Why is Halloween in late October? Wouldn't it be better to have this holiday in July, when the weather is better? What!, you may cry, no pumpkins! But, think of it, in July, we have an abundance of zucchini. Noone in the world knows what to do with the huge supply of zucchini that comes from the garden. They multiply like rabbits. If they were valuable, a zucchini farmer would be rich. As it is, he gives them away to people who don't want them. It's a waste.

Zucchini would make wonderful Jack-o-Lanterns, a little oblong, but we could adjust to that. And we could take the kids out in warm weather, sans coats over bulky costumes. It would be a common sense solution, but it will never happen. We are stuck with Halloween in October as surely as Dr. Furlong is stuck with his heroic status that he refused to discuss.

This always reminds me of the song "My Way." A friend of mine recently died, and she requested the song to be played at her funeral. The thing is, she never did do anything her way. She was swept along by fate and responsibility just like the rest of us. Who is it that does things Their Way? The truth is, we are caught by circumstance and do our best with it, the lives of "quiet desperation" so publicized.

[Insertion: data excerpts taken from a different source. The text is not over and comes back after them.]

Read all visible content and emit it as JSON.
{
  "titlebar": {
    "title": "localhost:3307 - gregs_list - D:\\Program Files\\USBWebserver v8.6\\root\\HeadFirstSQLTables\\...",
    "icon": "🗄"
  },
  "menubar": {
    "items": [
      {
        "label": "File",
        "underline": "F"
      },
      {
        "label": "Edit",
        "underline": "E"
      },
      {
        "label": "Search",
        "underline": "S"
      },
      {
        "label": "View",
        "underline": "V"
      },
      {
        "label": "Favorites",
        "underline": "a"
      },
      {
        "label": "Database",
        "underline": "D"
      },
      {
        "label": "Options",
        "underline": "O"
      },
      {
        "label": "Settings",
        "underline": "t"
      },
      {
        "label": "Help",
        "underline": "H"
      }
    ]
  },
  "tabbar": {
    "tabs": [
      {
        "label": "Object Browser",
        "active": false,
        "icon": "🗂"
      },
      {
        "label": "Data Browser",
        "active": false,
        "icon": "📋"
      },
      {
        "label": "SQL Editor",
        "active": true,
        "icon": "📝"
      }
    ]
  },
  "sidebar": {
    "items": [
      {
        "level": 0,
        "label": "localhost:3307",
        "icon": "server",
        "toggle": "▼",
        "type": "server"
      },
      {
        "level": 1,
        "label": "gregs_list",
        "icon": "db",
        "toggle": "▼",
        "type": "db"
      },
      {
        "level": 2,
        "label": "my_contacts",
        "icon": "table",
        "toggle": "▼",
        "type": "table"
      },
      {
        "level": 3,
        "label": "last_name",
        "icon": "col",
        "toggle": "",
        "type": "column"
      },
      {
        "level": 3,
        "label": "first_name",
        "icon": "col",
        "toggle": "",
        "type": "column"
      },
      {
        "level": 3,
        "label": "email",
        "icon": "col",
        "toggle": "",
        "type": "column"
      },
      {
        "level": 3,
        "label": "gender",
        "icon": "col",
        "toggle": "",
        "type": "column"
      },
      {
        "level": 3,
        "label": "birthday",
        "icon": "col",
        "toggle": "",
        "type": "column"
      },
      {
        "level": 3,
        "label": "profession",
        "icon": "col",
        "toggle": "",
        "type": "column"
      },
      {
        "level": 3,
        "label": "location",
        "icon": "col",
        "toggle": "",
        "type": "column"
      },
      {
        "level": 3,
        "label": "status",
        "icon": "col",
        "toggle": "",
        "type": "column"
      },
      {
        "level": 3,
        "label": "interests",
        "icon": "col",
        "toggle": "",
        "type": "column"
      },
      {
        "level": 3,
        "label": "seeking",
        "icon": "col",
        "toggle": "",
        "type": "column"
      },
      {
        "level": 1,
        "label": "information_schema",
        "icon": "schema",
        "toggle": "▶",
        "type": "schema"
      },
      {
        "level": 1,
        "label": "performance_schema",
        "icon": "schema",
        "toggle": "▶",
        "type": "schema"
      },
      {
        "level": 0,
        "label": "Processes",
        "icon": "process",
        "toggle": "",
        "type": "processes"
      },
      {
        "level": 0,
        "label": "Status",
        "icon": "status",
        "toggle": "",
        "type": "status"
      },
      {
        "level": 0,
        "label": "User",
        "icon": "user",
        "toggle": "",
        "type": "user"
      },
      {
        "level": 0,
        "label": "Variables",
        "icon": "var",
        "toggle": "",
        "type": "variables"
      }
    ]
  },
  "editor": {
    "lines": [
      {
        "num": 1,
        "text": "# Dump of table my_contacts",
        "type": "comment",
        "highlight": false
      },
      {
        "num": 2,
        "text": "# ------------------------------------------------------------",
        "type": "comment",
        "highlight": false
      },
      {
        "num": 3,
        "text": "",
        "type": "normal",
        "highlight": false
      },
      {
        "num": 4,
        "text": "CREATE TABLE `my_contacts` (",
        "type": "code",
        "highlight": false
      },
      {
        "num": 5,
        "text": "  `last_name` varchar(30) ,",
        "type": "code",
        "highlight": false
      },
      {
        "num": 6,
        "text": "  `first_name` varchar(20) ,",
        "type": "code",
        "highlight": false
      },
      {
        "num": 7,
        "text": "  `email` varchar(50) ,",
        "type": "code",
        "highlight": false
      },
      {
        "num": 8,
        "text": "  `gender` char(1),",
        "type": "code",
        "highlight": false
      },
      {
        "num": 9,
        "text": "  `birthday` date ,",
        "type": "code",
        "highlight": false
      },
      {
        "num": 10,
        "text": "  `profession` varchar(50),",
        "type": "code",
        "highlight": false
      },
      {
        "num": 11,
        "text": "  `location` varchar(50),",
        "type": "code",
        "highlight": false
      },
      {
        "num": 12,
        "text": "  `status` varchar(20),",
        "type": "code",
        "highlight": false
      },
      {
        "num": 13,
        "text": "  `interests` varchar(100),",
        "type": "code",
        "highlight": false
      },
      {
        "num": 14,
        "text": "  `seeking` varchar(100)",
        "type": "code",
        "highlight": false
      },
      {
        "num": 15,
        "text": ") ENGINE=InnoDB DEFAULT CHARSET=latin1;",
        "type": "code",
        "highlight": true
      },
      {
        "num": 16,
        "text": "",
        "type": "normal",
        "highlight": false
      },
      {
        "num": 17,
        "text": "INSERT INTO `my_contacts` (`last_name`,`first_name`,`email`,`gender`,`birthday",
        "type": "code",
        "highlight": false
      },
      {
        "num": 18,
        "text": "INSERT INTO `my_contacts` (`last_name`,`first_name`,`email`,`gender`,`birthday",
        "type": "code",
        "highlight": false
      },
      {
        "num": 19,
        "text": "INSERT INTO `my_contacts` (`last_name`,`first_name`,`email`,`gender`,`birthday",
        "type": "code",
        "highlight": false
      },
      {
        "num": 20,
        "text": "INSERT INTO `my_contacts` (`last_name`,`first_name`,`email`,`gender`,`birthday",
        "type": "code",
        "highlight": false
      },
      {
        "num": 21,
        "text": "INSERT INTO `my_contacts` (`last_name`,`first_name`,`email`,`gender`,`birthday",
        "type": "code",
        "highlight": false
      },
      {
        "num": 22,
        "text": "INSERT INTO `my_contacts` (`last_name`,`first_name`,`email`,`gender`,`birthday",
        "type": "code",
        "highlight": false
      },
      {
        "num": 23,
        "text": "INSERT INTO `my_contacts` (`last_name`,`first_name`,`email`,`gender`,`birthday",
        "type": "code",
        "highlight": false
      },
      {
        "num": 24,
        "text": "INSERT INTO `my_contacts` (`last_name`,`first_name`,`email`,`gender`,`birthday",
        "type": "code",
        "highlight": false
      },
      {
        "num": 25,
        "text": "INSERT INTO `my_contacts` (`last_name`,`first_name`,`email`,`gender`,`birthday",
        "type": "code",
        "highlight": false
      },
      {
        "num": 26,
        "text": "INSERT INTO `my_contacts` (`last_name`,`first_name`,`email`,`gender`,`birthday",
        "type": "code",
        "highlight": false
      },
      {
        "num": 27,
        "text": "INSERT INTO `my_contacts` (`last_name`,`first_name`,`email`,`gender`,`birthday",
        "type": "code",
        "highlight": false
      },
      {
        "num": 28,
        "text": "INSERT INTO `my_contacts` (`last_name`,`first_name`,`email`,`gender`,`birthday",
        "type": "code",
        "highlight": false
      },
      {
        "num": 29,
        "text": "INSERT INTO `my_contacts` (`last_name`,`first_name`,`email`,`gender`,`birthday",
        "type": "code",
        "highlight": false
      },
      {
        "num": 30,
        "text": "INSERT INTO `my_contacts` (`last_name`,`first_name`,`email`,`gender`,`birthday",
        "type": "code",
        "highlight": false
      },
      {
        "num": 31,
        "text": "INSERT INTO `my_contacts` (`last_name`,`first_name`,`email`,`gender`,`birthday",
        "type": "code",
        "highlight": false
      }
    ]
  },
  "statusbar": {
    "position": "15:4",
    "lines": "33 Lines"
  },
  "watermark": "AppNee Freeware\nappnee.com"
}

Undoubtedly, Dr. Furlong wished that he had never been faced with a German platoon. He spent the rest of his life trying to make up for what he had done, because he obviously did not consider it to be bravery, even though the rest of the world heralded him for his acts. The Art he supported, the primitive and happy scenes he painted and that hung in the Art Museum....that was HIS WAY, not the scenes of War he was forced into by fate.

I am not sure what would be MY WAY even if I were given the opportunity to enjoy it. I'd probably still be sitting at a computer typing these essays. I might think I'd like to be wealthy and famed and owner of a yacht, but the truth is even minor fame is hard to handle and I never could swim. Faced with all of the luxuries and the problems that accompanied them, I would probably opt for a cabin in the woods with a ream of blank paper to scribble upon.

I wish Dr. Furlong had really talked to me about his life, but he didn't. He left out the military, the medal, and the feelings he had about it all. And that's what we do in life, gloss it all over, ignore it, tuck it into the shadows of our minds. That's OUR WAY, and it explains why we remain strangers to each other, even with our common humanity.